Asda Stores found themselves in trouble when a manager took to Facebook to declare it would make her happy to hit customers on the back of the head with a “pic axe” (sic). Asda, perhaps understandably, viewed the comments quite seriously – the comment had been made in the public domain and it hardly reflected the tone it wanted to hit (excuse the pun) in relation to customer service. Asda dismissed the manager summarily for gross misconduct. However, Asda later lost a claim for unfair dismissal brought by the employee.
In contrast, when Apple faced a claim from an employee, after they were dismissed summarily for making critical comments on Facebook about the company and its products, they were able to successfully defend it.
Mr Crisp, the former Apple employee, posted comments such as “jesusPhone” and “tomorrow is just another day that hopefully I will forget”. The latter posted a day before Apple used the tagline of “Tomorrow is another day.

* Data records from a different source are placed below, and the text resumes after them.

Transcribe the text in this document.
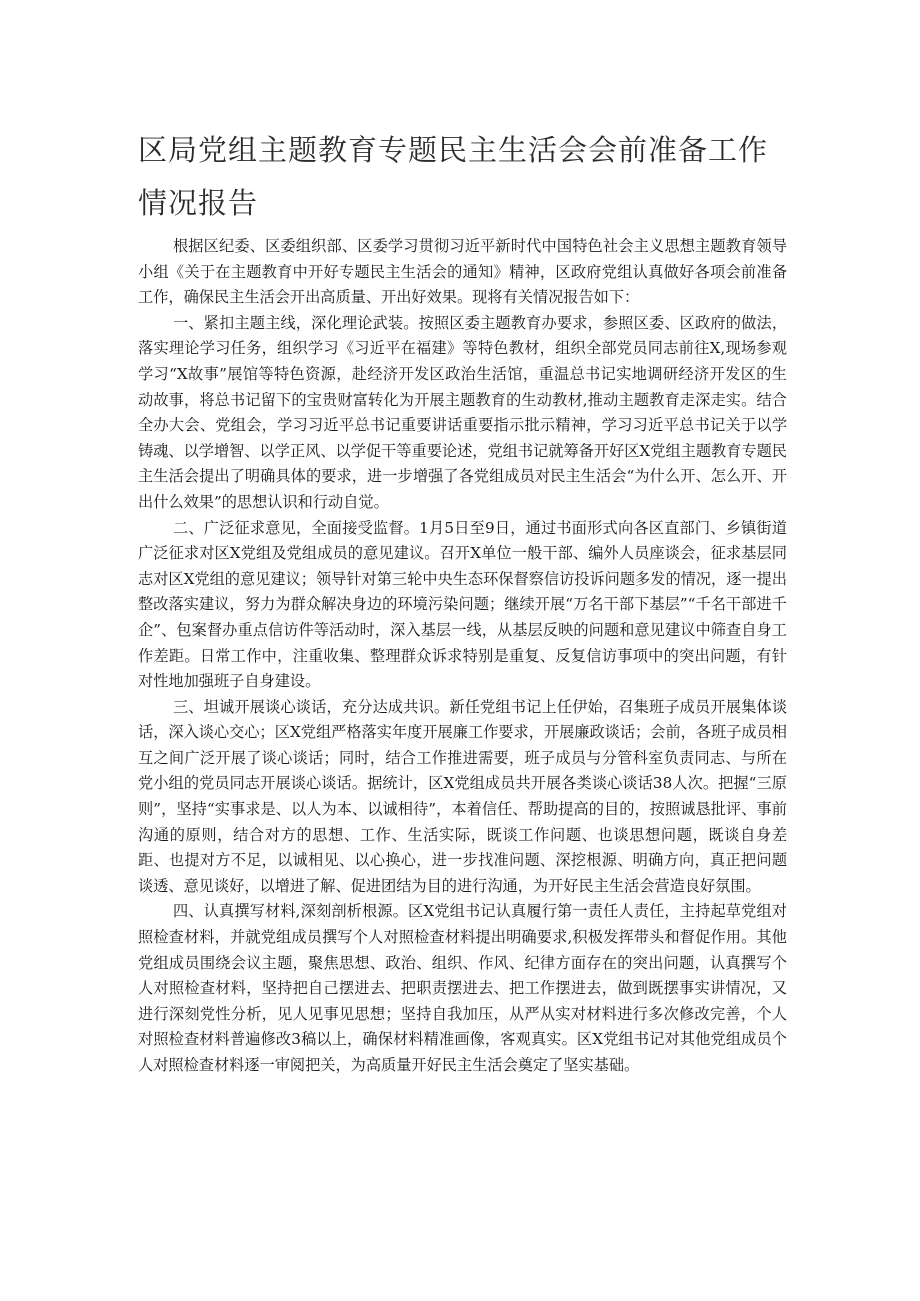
区局党组主题教育专题民主生活会会前准备工作情况报告

根据区纪委、区委组织部、区委学习贯彻习近平新时代中国特色社会主义思想主题教育领导小组《关于在主题教育中开好专题民主生活会的通知》精神，区政府党组认真做好各项会前准备工作，确保民主生活会开出高质量、开出好效果。现将有关情况报告如下：

一、紧扣主题主线，深化理论武装。按照区委主题教育办要求，参照区委、区政府的做法，落实理论学习任务，组织学习《习近平在福建》等特色教材，组织全部党员同志前往X,现场参观学习“X故事”展馆等特色资源，赴经济开发区政治生活馆，重温总书记实地调研经济开发区的生动故事，将总书记留下的宝贵财富转化为开展主题教育的生动教材,推动主题教育走深走实。结合全办大会、党组会，学习习近平总书记重要讲话重要指示批示精神，学习习近平总书记关于以学铸魂、以学增智、以学正风、以学促干等重要论述，党组书记就筹备开好区X党组主题教育专题民主生活会提出了明确具体的要求，进一步增强了各党组成员对民主生活会“为什么开、怎么开、开出什么效果”的思想认识和行动自觉。

二、广泛征求意见，全面接受监督。1月5日至9日，通过书面形式向各区直部门、乡镇街道广泛征求对区X党组及党组成员的意见建议。召开X单位一般干部、编外人员座谈会，征求基层同志对区X党组的意见建议；领导针对第三轮中央生态环保督察信访投诉问题多发的情况，逐一提出整改落实建议，努力为群众解决身边的环境污染问题；继续开展“万名干部下基层”“千名干部进千企”、包案督办重点信访件等活动时，深入基层一线，从基层反映的问题和意见建议中筛查自身工作差距。日常工作中，注重收集、整理群众诉求特别是重复、反复信访事项中的突出问题，有针对性地加强班子自身建设。

三、坦诚开展谈心谈话，充分达成共识。新任党组书记上任伊始，召集班子成员开展集体谈话，深入谈心交心；区X党组严格落实年度开展廉工作要求，开展廉政谈话；会前，各班子成员相互之间广泛开展了谈心谈话；同时，结合工作推进需要，班子成员与分管科室负责同志、与所在党小组的党员同志开展谈心谈话。据统计，区X党组成员共开展各类谈心谈话38人次。把握“三原则”，坚持“实事求是、以人为本、以诚相待”，本着信任、帮助提高的目的，按照诚恳批评、事前沟通的原则，结合对方的思想、工作、生活实际，既谈工作问题、也谈思想问题，既谈自身差距、也提对方不足，以诚相见、以心换心，进一步找准问题、深挖根源、明确方向，真正把问题谈透、意见谈好，以增进了解、促进团结为目的进行沟通，为开好民主生活会营造良好氛围。

四、认真撰写材料,深刻剖析根源。区X党组书记认真履行第一责任人责任，主持起草党组对照检查材料，并就党组成员撰写个人对照检查材料提出明确要求,积极发挥带头和督促作用。其他党组成员围绕会议主题，聚焦思想、政治、组织、作风、纪律方面存在的突出问题，认真撰写个人对照检查材料，坚持把自己摆进去、把职责摆进去、把工作摆进去，做到既摆事实讲情况，又进行深刻党性分析，见人见事见思想；坚持自我加压，从严从实对材料进行多次修改完善，个人对照检查材料普遍修改3稿以上，确保材料精准画像，客观真实。区X党组书记对其他党组成员个人对照检查材料逐一审阅把关，为高质量开好民主生活会奠定了坚实基础。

That you’ll never forget” in advance of the Beatles’ music being available on iTunes.
So why were Asda and Apple treated differently by the employment tribunals??
Well…Asda couldn’t successfully defend the claim because the employee’s conduct fell into the “misconduct” category (rather than gross misconduct) of the examples given in Asda’s own internet policy – and the policy failed to say that such conduct would be viewed more seriously if it concerned a manager (although that was their later argument).
But in Apple’s case, the tribunal was persuaded by how clear it had been about its “core value” being the protection of its image – Apple had hammered this home (again, excuse the pun) to employees in all its policies and training material.
These disputes show the importance of training your staff to guide them on the use of social media as well as having regularly updated social media policies in place. Your policies should be aligned to the direction your business is taking, or you might find it difficult to take the appropriate disciplinary action against employees without repeating Asda’s mistakes.